The reason this hasn't been done is that it makes the overall setup more complicated and requires more initial configuration during the setup of the system, as it creates a cyclical dependency on the cluster itself. You may of course pursue such a setup should you wish, just bear in mind the differences between automating 'the first' setup and 'the ongoing' setup. If the cluster needed to be rebuilt, it's likely that you would need to revert to storing certificates and keys within the image until the cluster can be brought up from scratch again. One way to achieve the self-certificating setup would be to use consul-template to request certificates from Vault, and restarting Consul or triggering a config reload when the files changed. It would be best to use the Vault agent as well to maintain a Vault token and have the agent make requests to Vault on behalf of consul-template. You would also need to change the explicit CA cert file in Consul's config, with a directory to permit the change in CA to take place as new agents are rolled out to the autoscaling group.

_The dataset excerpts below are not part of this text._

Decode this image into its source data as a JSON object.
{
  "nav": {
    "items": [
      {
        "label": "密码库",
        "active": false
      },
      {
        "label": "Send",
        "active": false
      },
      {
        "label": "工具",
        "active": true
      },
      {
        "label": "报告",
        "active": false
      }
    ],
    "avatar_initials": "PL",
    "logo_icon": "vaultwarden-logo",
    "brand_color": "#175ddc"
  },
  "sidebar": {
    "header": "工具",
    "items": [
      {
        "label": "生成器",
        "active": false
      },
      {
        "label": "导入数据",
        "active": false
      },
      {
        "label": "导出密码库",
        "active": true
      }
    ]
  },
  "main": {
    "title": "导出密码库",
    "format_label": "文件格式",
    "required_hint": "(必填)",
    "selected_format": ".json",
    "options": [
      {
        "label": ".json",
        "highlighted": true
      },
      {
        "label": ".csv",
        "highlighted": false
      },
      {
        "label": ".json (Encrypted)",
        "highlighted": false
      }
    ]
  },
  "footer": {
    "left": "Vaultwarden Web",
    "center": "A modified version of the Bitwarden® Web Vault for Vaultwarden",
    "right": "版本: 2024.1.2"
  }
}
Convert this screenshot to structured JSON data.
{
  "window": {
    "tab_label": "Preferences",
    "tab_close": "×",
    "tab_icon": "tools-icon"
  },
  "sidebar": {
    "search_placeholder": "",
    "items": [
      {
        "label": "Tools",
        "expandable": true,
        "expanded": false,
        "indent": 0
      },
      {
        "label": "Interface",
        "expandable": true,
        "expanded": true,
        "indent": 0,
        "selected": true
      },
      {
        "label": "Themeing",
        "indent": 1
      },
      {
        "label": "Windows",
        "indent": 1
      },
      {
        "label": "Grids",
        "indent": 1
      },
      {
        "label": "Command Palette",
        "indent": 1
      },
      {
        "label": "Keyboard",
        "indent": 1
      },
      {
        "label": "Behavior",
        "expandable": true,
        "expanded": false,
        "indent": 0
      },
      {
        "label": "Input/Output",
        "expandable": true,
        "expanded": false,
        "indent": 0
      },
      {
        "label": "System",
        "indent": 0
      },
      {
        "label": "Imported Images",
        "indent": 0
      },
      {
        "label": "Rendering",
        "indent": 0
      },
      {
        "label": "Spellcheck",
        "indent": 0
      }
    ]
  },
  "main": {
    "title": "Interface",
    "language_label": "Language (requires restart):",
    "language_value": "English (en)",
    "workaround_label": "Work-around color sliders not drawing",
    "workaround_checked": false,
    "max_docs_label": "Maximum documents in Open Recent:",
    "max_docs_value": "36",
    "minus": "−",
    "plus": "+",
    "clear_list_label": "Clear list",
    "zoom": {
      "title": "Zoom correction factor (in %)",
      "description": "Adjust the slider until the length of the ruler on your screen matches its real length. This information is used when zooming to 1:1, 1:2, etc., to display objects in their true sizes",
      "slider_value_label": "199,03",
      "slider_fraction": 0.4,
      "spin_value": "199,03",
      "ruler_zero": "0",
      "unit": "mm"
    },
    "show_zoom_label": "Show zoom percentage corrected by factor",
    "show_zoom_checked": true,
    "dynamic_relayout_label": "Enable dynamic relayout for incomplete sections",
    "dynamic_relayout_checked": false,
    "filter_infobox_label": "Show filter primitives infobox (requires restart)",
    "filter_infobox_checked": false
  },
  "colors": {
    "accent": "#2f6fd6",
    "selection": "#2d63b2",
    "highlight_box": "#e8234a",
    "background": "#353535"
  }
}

Incidentally the commentary mentions Consul as a target of automated certificates, but the approach for Vault would be very similar.
It would also be possible to use a secret storage mechanism on a cloud provider to store the certificates and keys and have the machines pull them out of storage on startup. This hasn't been done in order to simplify the setup and to avoid introducing further dependencies outwith those already in use. Depending on your situation, you may wish to avoid trusting such a tool, or you may consider that acceptable.
If you wanted to pull certificates in on startup, it would be reasonably trivial to do and the userdata field could be used fairly effectively.
In this setup, Consul tokens are created with known secret values already provisioned within components such as consul-template and Vault. The tokens are stored in the machine image and removed if possible after startup (Consul only).
It would be possible to instead store these tokens within Vault or even a cloud provider's secrets storage facility and have the nodes retrieve them on startup. This hasn't been done for similar reasons to those discussed in the previous section - to avoid introducing unnecessary dependencies, to limit the reach of trust, and also to avoid complexity in the setup.
Once again, such a setup is fairly trivial to achieve, and the recommendation is to use userdata to trigger the behaviour.
It's possible to use the Consul provider for Terraform to create ACL policies and tokens within Consul.
In this setup, policies and tokens are instead created by calling the APIs via the Consul binary. The reason for this is, again to avoid introducing complexity into the initial setup. When managing resources via Terraform, layered and explicitly-ordered dependencies within the same configuration don't always work well. The CLI-based approach allows for plenty of retries and a more robust experience than attempting to wire the Consul provider up to a cluster that doesn't yet exist or is still being provisioned.
Again, you could bootstrap the cluster and then go on to manage the ACL policies and tokens within Terraform, including importing the master and default tokens and this has been left as an exercise for the operator. It would also be possible to use Vault to create and distribute tokens for use with Consul, and much like the previous sections, this has been left out so as to not introduce complexity.